Stopping the march: Can effective treatment of psoriasis prevent progression to psoriatic arthritis?

Psoriatic arthritis (PsA) is a chronic inflammatory arthritis which appears in around one-third of people with psoriasis. EULAR—The European Alliance of Associations for Rheumatology—is committed to reducing the impact of rheumatic and musculoskeletal diseases on both the individual and society. At the 2024 EULAR congress, new data suggests it could be possible to prevent the evolution from skin psoriasis to PsA.

The estimated prevalence of psoriatic arthritis (PsA) in people with psoriasis ranges widely—between 6% and 42%—but in most cases, skin symptoms precede PsA, thus making skin psoriasis a model for pre-PsA. Assuming that there are shared pathways in the pathogenesis, it is possible that stringent treatment of moderate-to-severe psoriasis could reduce progression to clinically overt PsA. Biologic treatments are effective at controlling psoriasis, but there is no conclusive data that these treatments help prevent people from developing PsA. Several risk factors for transition have previously been identified by a EULAR taskforce. Identifying a profile of those psoriasis patients likely to go on to develop joint involvement is key to the idea of intercepting PsA.

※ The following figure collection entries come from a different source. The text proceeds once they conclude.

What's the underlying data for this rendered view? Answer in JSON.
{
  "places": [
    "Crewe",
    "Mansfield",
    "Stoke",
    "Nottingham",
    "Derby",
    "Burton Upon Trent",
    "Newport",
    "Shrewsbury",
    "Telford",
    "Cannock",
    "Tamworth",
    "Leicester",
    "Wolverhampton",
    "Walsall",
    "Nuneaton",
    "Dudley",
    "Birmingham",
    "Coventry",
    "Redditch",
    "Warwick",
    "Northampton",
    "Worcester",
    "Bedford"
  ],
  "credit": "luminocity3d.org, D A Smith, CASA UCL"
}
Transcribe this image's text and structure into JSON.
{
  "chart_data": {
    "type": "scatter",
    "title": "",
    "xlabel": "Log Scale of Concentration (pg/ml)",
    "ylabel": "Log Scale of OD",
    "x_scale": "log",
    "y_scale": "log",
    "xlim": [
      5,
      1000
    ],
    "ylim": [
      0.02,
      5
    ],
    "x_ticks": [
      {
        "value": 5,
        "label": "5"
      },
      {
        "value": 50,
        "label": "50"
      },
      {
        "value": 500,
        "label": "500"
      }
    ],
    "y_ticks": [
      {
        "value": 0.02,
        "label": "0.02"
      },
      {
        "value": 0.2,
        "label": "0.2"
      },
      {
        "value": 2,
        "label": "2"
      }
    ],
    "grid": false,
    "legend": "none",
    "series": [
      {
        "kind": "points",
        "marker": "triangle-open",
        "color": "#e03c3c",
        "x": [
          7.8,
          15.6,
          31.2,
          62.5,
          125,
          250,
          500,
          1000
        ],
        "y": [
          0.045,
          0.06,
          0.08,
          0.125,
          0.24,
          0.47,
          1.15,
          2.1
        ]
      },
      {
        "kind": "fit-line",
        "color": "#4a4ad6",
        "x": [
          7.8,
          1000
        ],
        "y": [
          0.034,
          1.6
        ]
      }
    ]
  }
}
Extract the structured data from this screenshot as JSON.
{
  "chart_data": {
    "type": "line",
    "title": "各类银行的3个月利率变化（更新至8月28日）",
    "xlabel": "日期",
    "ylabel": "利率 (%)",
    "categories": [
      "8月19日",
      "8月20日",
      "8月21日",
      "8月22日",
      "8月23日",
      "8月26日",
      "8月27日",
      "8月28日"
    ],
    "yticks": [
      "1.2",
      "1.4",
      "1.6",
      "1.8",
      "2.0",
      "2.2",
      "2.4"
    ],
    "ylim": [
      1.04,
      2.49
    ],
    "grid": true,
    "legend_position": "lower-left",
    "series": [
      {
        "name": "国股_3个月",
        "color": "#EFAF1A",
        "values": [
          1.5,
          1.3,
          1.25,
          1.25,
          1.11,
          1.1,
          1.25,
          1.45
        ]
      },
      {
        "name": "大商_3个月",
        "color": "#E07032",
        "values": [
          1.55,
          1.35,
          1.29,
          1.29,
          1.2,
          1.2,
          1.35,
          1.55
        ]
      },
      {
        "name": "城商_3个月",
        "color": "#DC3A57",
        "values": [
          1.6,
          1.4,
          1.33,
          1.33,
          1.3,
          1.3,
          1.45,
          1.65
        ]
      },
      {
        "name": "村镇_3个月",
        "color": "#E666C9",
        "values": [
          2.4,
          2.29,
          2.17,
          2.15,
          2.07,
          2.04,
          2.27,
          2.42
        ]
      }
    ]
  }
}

This retrospective study used Big Data from a global network of electronic records—making it possible to look at over 1 million people with psoriasis to compare the incidence of new-onset PsA between those receiving a first- or second-line biologic for psoriasis. This included tumor necrosis factor inhibitors (TNFi) and biologics directed against interleukins (IL-12i, -23i, -17i, and -12/23i). The incidence of PsA was compared in the different cohorts at 5 years, and throughout the follow-up, using the first-line TNFi population as a comparator.

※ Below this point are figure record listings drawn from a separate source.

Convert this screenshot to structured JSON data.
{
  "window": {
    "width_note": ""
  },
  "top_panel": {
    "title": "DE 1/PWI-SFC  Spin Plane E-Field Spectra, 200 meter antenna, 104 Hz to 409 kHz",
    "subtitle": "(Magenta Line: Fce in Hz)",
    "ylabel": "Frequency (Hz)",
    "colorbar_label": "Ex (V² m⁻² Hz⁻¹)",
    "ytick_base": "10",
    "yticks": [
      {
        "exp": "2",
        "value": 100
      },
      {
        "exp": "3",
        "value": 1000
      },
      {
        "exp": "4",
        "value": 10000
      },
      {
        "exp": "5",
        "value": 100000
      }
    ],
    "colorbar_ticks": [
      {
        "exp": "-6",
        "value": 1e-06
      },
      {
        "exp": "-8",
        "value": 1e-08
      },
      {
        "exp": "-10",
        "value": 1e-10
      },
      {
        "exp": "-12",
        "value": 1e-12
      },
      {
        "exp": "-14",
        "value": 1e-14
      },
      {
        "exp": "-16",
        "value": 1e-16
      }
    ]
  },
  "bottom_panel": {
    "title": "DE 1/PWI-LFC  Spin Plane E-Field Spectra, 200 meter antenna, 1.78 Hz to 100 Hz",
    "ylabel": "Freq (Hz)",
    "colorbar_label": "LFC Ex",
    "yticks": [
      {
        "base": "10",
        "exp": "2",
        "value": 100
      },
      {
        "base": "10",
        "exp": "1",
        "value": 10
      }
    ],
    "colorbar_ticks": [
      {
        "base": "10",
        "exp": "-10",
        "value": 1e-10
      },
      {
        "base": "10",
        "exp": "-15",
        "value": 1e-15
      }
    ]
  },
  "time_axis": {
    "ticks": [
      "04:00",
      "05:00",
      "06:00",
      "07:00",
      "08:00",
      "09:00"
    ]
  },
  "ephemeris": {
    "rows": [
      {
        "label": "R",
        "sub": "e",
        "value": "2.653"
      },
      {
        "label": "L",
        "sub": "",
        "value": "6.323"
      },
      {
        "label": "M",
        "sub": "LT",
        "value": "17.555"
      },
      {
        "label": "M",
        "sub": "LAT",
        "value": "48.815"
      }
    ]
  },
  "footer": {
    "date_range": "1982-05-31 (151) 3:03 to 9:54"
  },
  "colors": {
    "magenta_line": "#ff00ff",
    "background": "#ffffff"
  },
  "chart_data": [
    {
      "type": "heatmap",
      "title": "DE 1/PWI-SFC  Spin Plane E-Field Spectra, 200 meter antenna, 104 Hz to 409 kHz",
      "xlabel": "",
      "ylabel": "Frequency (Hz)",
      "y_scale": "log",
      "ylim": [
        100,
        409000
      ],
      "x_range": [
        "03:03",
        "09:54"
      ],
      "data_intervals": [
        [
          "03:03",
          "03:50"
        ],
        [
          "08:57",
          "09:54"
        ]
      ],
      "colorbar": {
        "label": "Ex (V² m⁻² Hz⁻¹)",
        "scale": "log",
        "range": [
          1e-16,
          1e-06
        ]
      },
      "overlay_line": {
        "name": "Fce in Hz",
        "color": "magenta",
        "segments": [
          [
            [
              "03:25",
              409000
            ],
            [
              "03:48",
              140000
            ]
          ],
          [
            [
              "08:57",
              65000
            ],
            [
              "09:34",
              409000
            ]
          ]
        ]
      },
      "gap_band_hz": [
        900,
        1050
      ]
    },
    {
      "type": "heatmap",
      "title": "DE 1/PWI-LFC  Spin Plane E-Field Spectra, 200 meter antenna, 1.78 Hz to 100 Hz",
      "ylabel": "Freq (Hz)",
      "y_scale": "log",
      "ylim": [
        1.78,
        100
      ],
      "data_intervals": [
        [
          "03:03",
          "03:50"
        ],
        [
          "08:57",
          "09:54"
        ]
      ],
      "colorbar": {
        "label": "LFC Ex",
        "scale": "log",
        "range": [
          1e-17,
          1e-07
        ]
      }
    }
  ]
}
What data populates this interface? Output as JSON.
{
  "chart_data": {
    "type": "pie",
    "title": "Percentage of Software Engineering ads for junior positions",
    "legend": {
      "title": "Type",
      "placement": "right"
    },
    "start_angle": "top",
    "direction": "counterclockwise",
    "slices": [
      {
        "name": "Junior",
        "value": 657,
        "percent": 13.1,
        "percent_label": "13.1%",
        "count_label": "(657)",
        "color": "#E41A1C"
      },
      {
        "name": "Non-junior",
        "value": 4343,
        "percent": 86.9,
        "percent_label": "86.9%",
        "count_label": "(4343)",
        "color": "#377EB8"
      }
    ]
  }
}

The results showed that the risk of developing PsA during first-line treatment was 37% lower with an IL-12/23i, and 39% lower with IL-23i compared to TNFi at 5 years. For those on second-line treatment, the risk was 32% lower with IL-12/23i and 31% lower with IL-23i at 3 years than with a first-line TNFi. In both first- and second-line treatment, IL-23i presented a 47% lower probability of developing PsA compared to IL-17i at 3 and 5 years.

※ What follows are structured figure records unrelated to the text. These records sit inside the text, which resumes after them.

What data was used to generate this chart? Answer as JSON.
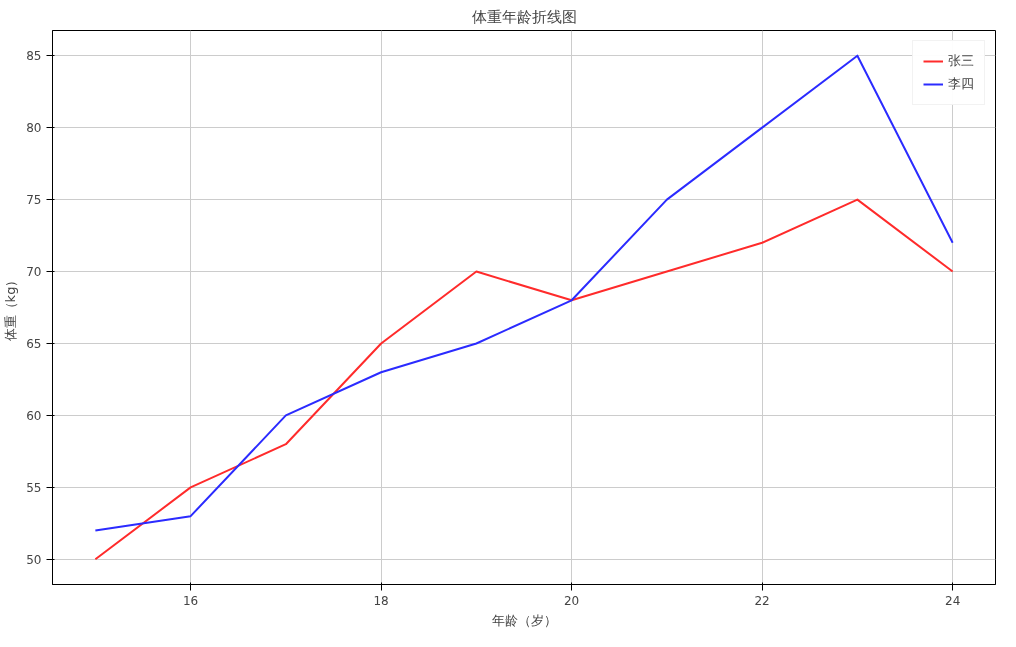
{
  "chart_data": {
    "type": "line",
    "title": "体重年龄折线图",
    "xlabel": "年龄（岁）",
    "ylabel": "体重（kg）",
    "x": [
      15,
      16,
      17,
      18,
      19,
      20,
      21,
      22,
      23,
      24
    ],
    "series": [
      {
        "name": "张三",
        "color": "#ff2b2b",
        "values": [
          50,
          55,
          58,
          65,
          70,
          68,
          70,
          72,
          75,
          70
        ]
      },
      {
        "name": "李四",
        "color": "#2b2bff",
        "values": [
          52,
          53,
          60,
          63,
          65,
          68,
          75,
          80,
          85,
          72
        ]
      }
    ],
    "xlim": [
      14.55,
      24.45
    ],
    "xticks": [
      16,
      18,
      20,
      22,
      24
    ],
    "ylim": [
      48.25,
      86.75
    ],
    "yticks": [
      50,
      55,
      60,
      65,
      70,
      75,
      80,
      85
    ],
    "grid": true,
    "legend": "top right",
    "marker": "none",
    "line_style": "solid"
  }
}
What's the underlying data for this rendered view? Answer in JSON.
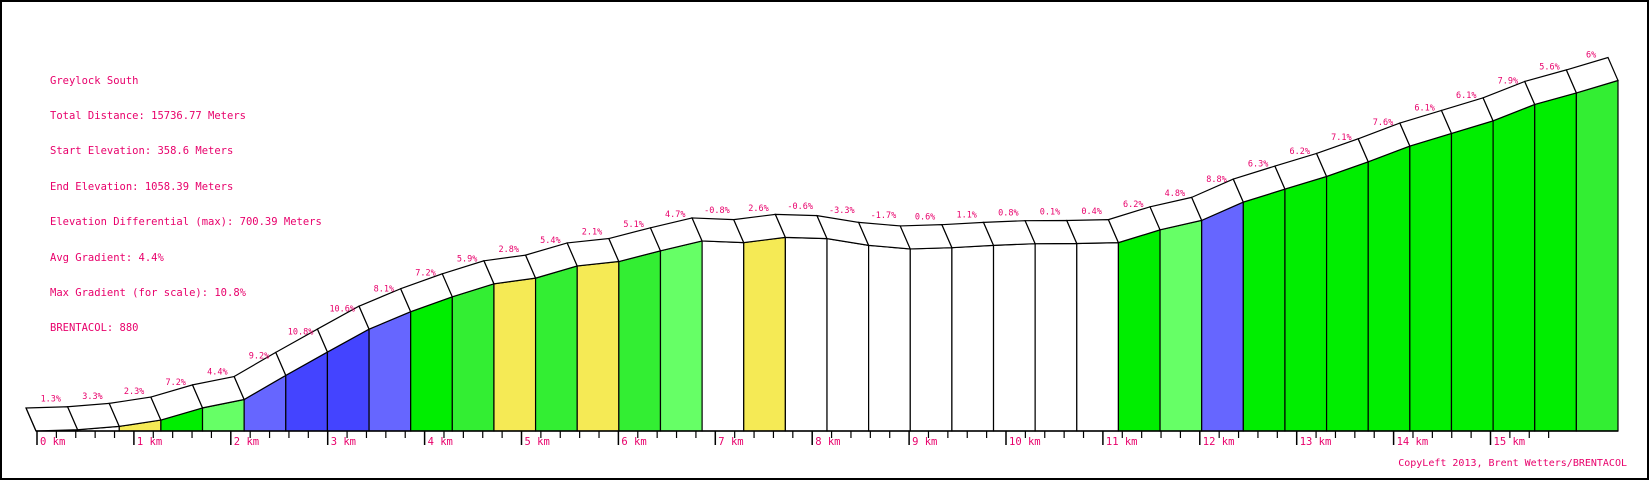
{
  "info": {
    "route_name": "Greylock South",
    "total_distance": "Total Distance: 15736.77 Meters",
    "start_elevation": "Start Elevation: 358.6 Meters",
    "end_elevation": "End Elevation: 1058.39 Meters",
    "elevation_diff": "Elevation Differential (max): 700.39 Meters",
    "avg_gradient": "Avg Gradient: 4.4%",
    "max_gradient": "Max Gradient (for scale): 10.8%",
    "brentacol": "BRENTACOL: 880"
  },
  "footer": "CopyLeft 2013, Brent Wetters/BRENTACOL",
  "colors": {
    "label": "#e8006b",
    "white": "#ffffff",
    "yellow": "#f5ea55",
    "green": "#00ee00",
    "light_green": "#66ff66",
    "mid_green": "#33ee33",
    "blue": "#6666ff",
    "dark_blue": "#4444ff"
  },
  "chart_data": {
    "type": "area",
    "xlabel": "",
    "ylabel": "",
    "x_unit": "km",
    "xlim": [
      0,
      15.74
    ],
    "x_tick_labels": [
      "0 km",
      "1 km",
      "2 km",
      "3 km",
      "4 km",
      "5 km",
      "6 km",
      "7 km",
      "8 km",
      "9 km",
      "10 km",
      "11 km",
      "12 km",
      "13 km",
      "14 km",
      "15 km"
    ],
    "segments": [
      {
        "gradient": "1.3%",
        "elev": 0.0,
        "color": "white"
      },
      {
        "gradient": "3.3%",
        "elev": 0.006,
        "color": "white"
      },
      {
        "gradient": "2.3%",
        "elev": 0.022,
        "color": "yellow"
      },
      {
        "gradient": "7.2%",
        "elev": 0.052,
        "color": "green"
      },
      {
        "gradient": "4.4%",
        "elev": 0.11,
        "color": "light_green"
      },
      {
        "gradient": "9.2%",
        "elev": 0.15,
        "color": "blue"
      },
      {
        "gradient": "10.8%",
        "elev": 0.265,
        "color": "dark_blue"
      },
      {
        "gradient": "10.6%",
        "elev": 0.376,
        "color": "dark_blue"
      },
      {
        "gradient": "8.1%",
        "elev": 0.485,
        "color": "blue"
      },
      {
        "gradient": "7.2%",
        "elev": 0.568,
        "color": "green"
      },
      {
        "gradient": "5.9%",
        "elev": 0.639,
        "color": "mid_green"
      },
      {
        "gradient": "2.8%",
        "elev": 0.701,
        "color": "yellow"
      },
      {
        "gradient": "5.4%",
        "elev": 0.728,
        "color": "mid_green"
      },
      {
        "gradient": "2.1%",
        "elev": 0.786,
        "color": "yellow"
      },
      {
        "gradient": "5.1%",
        "elev": 0.807,
        "color": "mid_green"
      },
      {
        "gradient": "4.7%",
        "elev": 0.858,
        "color": "light_green"
      },
      {
        "gradient": "-0.8%",
        "elev": 0.905,
        "color": "white"
      },
      {
        "gradient": "2.6%",
        "elev": 0.897,
        "color": "yellow"
      },
      {
        "gradient": "-0.6%",
        "elev": 0.922,
        "color": "white"
      },
      {
        "gradient": "-3.3%",
        "elev": 0.916,
        "color": "white"
      },
      {
        "gradient": "-1.7%",
        "elev": 0.884,
        "color": "white"
      },
      {
        "gradient": "0.6%",
        "elev": 0.867,
        "color": "white"
      },
      {
        "gradient": "1.1%",
        "elev": 0.873,
        "color": "white"
      },
      {
        "gradient": "0.8%",
        "elev": 0.884,
        "color": "white"
      },
      {
        "gradient": "0.1%",
        "elev": 0.892,
        "color": "white"
      },
      {
        "gradient": "0.4%",
        "elev": 0.893,
        "color": "white"
      },
      {
        "gradient": "6.2%",
        "elev": 0.897,
        "color": "green"
      },
      {
        "gradient": "4.8%",
        "elev": 0.958,
        "color": "light_green"
      },
      {
        "gradient": "8.8%",
        "elev": 1.003,
        "color": "blue"
      },
      {
        "gradient": "6.3%",
        "elev": 1.09,
        "color": "green"
      },
      {
        "gradient": "6.2%",
        "elev": 1.152,
        "color": "green"
      },
      {
        "gradient": "7.1%",
        "elev": 1.212,
        "color": "green"
      },
      {
        "gradient": "7.6%",
        "elev": 1.282,
        "color": "green"
      },
      {
        "gradient": "6.1%",
        "elev": 1.357,
        "color": "green"
      },
      {
        "gradient": "6.1%",
        "elev": 1.417,
        "color": "green"
      },
      {
        "gradient": "7.9%",
        "elev": 1.477,
        "color": "green"
      },
      {
        "gradient": "5.6%",
        "elev": 1.555,
        "color": "green"
      },
      {
        "gradient": "6%",
        "elev": 1.61,
        "color": "mid_green"
      }
    ],
    "end_elev": 1.669
  }
}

These kinds of analyses based on Big Data offer an opportunity to obtain information on the efficiency of drugs in real life. This large study is relevant because it explores the incidence of PsA in matched, adjusted cohorts with a 5-year follow-up. According to this data, IL-12/23i and IL-23i reduce the incidence of PsA compared to TNFi and IL-17i, both in naïve and bio-experienced patients. As more knowledge becomes available, the concept of intercepting PsA before it becomes clinically apparent becomes a possibility.